Ту Хокс повернул глобус.
— На нашей Земле индейцы в доисторические времена эмигрировали из Восточной Азии в Северную Америку, а потом переселились в Центральную и Южную Америку. Переселение началось около двенадцати тысяч лет назад и продолжалось несколько веков. Как мы знаем, все эти первоначально монголоидные группы и роды развились в Америке в индейский тип. Эскимосы, кажется, были последними, кто предпринял это переселение.
Но на этой Земле индейцы не могли переселиться в Америку. Поэтому они переселились на запад и дошли до восточноевропейских стран, — он провел указательным пальцем по Европе и ткнул в Аппенинский полуостров. Государство, отмеченное границами желтого цвета, включило часть Хорватии и Чехословакии. Ту Хокс громко прочитал название этой страны.
— Акхайвия, Ахея? Если это Ахея, тогда получается, греки почему-то переселились на Аппенинский полуостров, а не осели в Пелопоннесе!
Он склонился над глобусом.
— Хатти… Хатти… Хетты? На нашей Земле они завоевали часть Малой Азии, пережили расцвет, в средние века двинулись на Египет, а потом исчезли. А что произошло с греками? Что произошло здесь? Они прочно осели в стране, которая была населена греками, а потом почему-то устремились на Запад. И нашу Грецию назвали именем Хатти.
Он продолжал рассуждать вслух.
— Я, конечно, не знаю подробностей и исхожу только из своих наблюдений. Но могу поклясться, что ирокезы и другие индейские племена вторглись в Восточную Европу и осели там.

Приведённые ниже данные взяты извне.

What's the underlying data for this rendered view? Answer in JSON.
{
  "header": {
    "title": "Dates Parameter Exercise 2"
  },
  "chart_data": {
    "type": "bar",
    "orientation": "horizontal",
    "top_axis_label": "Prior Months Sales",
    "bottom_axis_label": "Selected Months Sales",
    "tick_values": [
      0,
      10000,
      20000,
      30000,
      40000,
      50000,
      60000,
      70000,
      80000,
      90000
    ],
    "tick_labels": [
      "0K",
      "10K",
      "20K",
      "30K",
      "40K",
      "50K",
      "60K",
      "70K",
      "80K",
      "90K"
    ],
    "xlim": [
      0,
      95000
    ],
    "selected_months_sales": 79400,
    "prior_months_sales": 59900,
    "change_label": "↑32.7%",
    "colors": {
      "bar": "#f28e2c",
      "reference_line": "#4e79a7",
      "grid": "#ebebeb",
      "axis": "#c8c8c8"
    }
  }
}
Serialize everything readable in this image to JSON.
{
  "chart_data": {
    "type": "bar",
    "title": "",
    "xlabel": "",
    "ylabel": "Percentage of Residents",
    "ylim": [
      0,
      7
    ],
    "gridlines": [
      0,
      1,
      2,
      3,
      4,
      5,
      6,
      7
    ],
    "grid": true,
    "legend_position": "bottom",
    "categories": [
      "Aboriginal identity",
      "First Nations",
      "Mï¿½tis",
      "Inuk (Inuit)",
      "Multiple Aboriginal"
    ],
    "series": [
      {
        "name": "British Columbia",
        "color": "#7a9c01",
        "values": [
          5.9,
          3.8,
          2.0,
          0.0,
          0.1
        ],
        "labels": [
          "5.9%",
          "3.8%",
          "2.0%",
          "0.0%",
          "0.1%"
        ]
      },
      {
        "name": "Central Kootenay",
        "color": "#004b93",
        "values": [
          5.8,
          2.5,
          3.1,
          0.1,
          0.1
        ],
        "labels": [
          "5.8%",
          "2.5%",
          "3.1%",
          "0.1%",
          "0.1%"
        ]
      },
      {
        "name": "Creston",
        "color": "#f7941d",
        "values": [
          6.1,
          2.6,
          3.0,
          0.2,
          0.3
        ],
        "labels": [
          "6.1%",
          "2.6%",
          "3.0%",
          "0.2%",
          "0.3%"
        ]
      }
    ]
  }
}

Если это было очень давно, пути индоевропейских народов могли и измениться. Этим можно объяснить присутствие индо-германских хеттов в Греции и греков в Италии. Может быть, вторжение с Востока привело к тому, что народы этих стран были оттеснены дальше на Запад. Гмм! Спрашивается, что же стало с италийскими народами, самнитами, латинами, сабинянами, вольсками? Может быть, их тоже оттеснили на Запад? Они поселились в Италии до ахейцев и были покорены?
Он указал на ярко-зеленое пятно, занимающее Восточную Румынию и Украину.
— Готинозония. На языке ирокезов это звучит как Кстхизанки, что означает — «строитель домов». Наш Днестр здесь называется Ох'хиджо «прекрасная река», как наше Огайо. Как тебе это нравится, О'Брайен?
О'Брайен слабо улыбнулся.
— Спасибо. Но что мне эти знакомые названия? Не могу я еще во все это поверить.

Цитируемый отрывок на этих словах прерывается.